African countries have a wealth of experience in implementing truth commissions and adapting them to their national contexts, spanning several decades. As noted in the 2019 African Union Transitional Justice Policy, truth commissions are an indicative element of transitional justice. They are “legal bodies established to examine and address violations and abuses. They also serve to establish a full historical record of such violations, including the various experiences of different groups such as women, children and youth, the identity of the victims and perpetrators, as well as the role of various State and non-State institutions, and to provide for measures of reconciliation and healing.”
For each truth commission, when available, this database includes the commission’s mandate, method and year of establishment, period active and final report. It also includes the conflict period as defined in the mandate and the peace agreement that gave rise to the commission. The database was updated in 2023.
Egypt’s first Fact-Finding Commission, established in 2012 by then President Mohamed Morsi, was charged with gathering information and evidence about the killing and injury of demonstrators between 25 January 2011 and 30 June 2012, which included reviewing measures taken by the executive and the extent to which it cooperated with judicial authorities.

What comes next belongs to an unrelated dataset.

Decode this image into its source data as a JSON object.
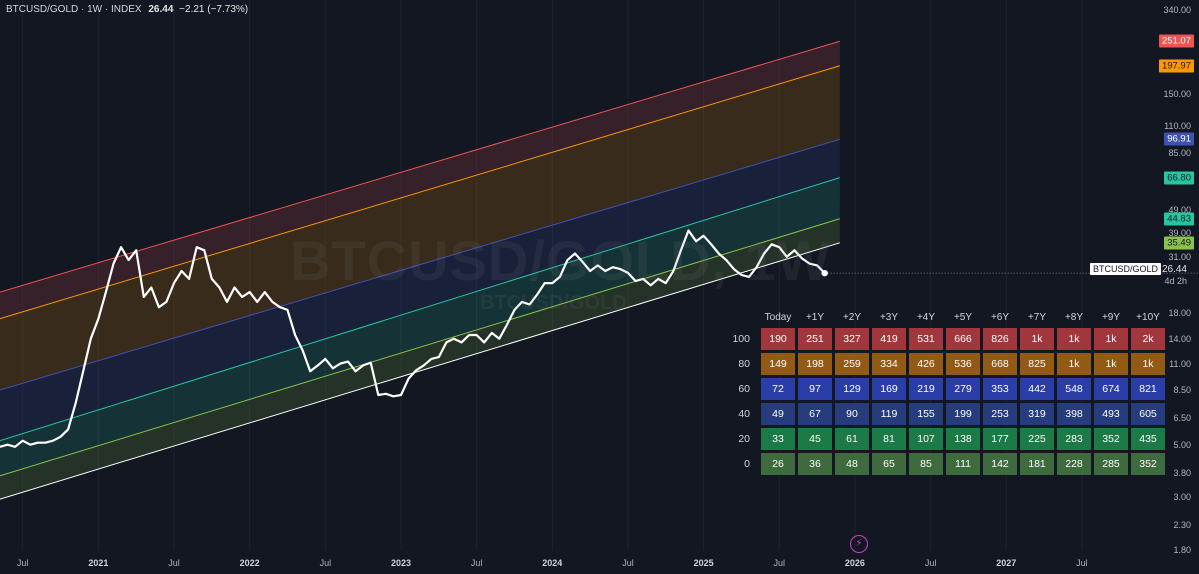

Egypt’s second Fact-Finding Commission, established by decree by interim President Adly Mansour, was tasked with compiling and documenting information and evidence regarding outbreaks of violence occurring from 30 June 2013, when large-scale protests broke out in opposition to then President Mohamed Morsi, who was ousted in July 2013. The commission was responsible for investigating crimes against citizens; identifying the perpetrators; examining previous investigations and other incidents in which no investigations took place; and providing a framework for protecting witnesses.